Онколига - [11]
Не в состоянии удержаться, слабея от нарастающего непреодолимого желания каждое мгновение, он опустился на дрожащих коленях у раскрытого богатства, пытаясь рукой открыть крышку. Резьба крышки застыла, как кровь в его венах, так же не желая двигаться ни в одну сторону.
Большая литровая банка, мешалась подмышкой, руки, начавшие трястись от нетерпения и, доведшего до такого состояния, желания, совсем опустились, банка выскользнула и от удара о половую плитку разбилась: «Неоспоримая улика» — подумалось бывшему менту; «Мать его…, добрался, кажется до холодильника» — предположилось, в прошлом преступнику.
Через несколько секунд мысли обоих нашли свое подтверждение в освидетельствовании одним поедания икры с пола другим.
— Ну и как?!
— Неожиданно…
— Оно и видно…
— Теперь понимаю клептоманов…
— А я следователей… Шучу… Ты че по человечески не можешь?…
— Да я лет десять не ел…, да и разве люди столько икры хранят?…
— Ну это ты на холодную загнул…
— Икру эту не ел…
— А у тебя гемоглобин какой?
— Да почти никакой… Сорок еле-еле…
— А как же тебе «химию» то разрешили…
— А я анализы подделал — ну не мог уже терпеть — боль адская…
— Ну «обезболы» [17]купил бы…
— Да доктор…, дай Бог ему здоровья…, я хотел сэкономить, купил у него — по ангельски то читать не умею, а он мне БАДы продал… Сил-то нет ходить в аптеку — скупой платит дважды…
— Ну разбил бы ему «корыто» в дребезги! Забрал бы и его и свое бабло…
— Да не привык я силой, все законно…, а вот тут первый раз, решился нарушить…
— Тьфу ты, ну ей Богу ребенок, да и только… Ну хочешь завтра пойдем объясним кто он есть по жизни, падла?!

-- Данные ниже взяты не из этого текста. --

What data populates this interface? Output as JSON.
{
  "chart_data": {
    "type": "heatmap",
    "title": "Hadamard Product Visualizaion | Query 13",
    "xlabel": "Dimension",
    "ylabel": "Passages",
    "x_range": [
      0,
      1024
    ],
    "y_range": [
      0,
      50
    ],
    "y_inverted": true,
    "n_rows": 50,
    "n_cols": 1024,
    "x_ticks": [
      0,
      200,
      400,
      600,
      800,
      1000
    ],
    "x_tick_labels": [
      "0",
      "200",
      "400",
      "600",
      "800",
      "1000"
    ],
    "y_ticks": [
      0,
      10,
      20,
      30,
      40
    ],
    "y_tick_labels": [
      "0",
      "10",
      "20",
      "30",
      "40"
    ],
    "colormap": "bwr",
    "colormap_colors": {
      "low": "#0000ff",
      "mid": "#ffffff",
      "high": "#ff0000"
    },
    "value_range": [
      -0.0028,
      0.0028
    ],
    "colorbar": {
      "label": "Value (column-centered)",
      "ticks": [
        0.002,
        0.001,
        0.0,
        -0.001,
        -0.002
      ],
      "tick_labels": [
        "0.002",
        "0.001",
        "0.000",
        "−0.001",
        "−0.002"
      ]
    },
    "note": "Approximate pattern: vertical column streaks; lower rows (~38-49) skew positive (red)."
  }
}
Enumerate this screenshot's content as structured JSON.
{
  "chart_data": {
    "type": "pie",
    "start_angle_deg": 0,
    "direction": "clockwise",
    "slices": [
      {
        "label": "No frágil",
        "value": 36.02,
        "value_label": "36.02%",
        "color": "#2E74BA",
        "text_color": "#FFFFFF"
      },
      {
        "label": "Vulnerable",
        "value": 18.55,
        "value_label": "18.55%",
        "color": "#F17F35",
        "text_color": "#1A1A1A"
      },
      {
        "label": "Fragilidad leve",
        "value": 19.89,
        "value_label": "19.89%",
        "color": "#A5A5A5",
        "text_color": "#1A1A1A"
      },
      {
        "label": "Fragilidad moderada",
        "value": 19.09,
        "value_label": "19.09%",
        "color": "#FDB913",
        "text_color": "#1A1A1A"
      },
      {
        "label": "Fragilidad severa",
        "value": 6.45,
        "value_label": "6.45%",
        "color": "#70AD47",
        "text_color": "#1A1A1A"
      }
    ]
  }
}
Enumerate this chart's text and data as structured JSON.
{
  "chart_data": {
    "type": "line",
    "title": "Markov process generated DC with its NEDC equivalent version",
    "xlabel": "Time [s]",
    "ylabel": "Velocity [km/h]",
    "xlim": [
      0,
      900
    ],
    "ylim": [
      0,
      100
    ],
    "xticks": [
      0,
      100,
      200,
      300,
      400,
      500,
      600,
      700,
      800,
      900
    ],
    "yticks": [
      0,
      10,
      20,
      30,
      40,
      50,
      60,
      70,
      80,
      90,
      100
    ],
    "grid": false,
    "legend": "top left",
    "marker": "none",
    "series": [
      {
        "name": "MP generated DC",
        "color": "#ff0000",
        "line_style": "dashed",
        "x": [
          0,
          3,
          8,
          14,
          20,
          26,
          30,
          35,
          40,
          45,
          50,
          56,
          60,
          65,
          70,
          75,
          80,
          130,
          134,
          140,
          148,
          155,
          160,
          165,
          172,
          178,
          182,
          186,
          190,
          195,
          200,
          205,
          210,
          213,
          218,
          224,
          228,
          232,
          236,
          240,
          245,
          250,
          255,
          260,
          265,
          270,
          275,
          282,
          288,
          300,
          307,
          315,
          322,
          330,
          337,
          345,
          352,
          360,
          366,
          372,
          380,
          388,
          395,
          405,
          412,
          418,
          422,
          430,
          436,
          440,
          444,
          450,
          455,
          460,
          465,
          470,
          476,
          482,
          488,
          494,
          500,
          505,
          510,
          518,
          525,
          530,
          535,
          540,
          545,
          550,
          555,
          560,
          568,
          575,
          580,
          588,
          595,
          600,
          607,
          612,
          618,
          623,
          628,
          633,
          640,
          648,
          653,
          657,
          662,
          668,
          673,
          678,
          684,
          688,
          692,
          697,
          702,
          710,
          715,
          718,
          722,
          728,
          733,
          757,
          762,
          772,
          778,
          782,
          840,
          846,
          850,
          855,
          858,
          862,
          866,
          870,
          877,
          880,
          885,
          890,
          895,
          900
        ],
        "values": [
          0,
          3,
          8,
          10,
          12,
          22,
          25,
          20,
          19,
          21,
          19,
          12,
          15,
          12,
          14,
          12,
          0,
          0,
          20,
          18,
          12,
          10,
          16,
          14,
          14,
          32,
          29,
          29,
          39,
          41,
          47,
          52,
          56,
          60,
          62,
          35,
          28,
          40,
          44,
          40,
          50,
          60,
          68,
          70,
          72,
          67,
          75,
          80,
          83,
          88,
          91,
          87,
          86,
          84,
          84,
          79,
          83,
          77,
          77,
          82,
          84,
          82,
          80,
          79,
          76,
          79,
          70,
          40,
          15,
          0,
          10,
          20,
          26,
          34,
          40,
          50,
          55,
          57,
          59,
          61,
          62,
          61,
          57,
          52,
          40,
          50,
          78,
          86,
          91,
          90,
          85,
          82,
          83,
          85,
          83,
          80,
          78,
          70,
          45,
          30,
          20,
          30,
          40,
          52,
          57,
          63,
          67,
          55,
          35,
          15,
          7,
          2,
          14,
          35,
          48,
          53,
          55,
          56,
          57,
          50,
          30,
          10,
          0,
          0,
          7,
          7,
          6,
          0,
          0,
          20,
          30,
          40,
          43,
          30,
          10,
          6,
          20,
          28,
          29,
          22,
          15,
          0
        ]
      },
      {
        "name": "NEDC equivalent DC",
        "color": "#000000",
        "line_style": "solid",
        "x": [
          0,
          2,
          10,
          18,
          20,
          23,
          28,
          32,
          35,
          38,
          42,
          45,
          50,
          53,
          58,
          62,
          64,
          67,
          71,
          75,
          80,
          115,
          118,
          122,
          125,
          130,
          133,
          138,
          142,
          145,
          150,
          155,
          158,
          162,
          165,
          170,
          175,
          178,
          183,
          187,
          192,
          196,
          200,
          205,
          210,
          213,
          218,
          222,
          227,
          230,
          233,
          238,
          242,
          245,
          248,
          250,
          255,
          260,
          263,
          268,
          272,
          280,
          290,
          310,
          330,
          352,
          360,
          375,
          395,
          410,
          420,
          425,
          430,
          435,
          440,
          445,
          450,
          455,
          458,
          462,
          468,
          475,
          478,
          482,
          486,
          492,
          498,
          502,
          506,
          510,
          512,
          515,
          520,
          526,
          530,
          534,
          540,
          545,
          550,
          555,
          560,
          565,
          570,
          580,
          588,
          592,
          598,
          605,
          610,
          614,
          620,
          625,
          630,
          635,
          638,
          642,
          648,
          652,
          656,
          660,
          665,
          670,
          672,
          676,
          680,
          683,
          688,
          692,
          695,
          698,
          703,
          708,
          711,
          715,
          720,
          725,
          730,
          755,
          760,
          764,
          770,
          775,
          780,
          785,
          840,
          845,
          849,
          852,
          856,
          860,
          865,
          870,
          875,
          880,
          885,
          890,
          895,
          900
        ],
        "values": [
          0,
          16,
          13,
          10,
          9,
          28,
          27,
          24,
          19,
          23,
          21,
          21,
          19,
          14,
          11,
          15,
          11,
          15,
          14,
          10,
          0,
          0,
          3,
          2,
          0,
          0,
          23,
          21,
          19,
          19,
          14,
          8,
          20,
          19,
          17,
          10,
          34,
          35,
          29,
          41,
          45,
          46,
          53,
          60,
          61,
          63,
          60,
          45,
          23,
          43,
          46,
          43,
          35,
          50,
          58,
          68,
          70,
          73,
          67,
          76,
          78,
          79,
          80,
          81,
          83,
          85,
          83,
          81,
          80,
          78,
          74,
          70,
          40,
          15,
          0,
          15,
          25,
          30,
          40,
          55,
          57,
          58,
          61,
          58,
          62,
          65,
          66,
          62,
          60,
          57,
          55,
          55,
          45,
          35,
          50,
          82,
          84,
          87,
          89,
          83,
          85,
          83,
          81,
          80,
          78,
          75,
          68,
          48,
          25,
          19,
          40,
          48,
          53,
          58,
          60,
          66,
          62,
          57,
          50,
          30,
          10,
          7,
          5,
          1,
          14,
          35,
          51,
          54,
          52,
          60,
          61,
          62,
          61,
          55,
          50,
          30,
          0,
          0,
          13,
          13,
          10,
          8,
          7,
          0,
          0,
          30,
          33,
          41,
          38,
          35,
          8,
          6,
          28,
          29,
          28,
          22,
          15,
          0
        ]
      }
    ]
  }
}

— Он прекрасно это знает…, ты это, Иван Семеныч, не обессудь за бардак то…
— Да что ты, только пол не вылизывай и…, ай, ну что ж ты с пола то! Ложку хоть возьми!..
На полу ни осталось ни одной икринки, плитка блестела, будто ее действительно вылизали, а Хлыст пытался открыть вторую баночку, ту что была поменьше.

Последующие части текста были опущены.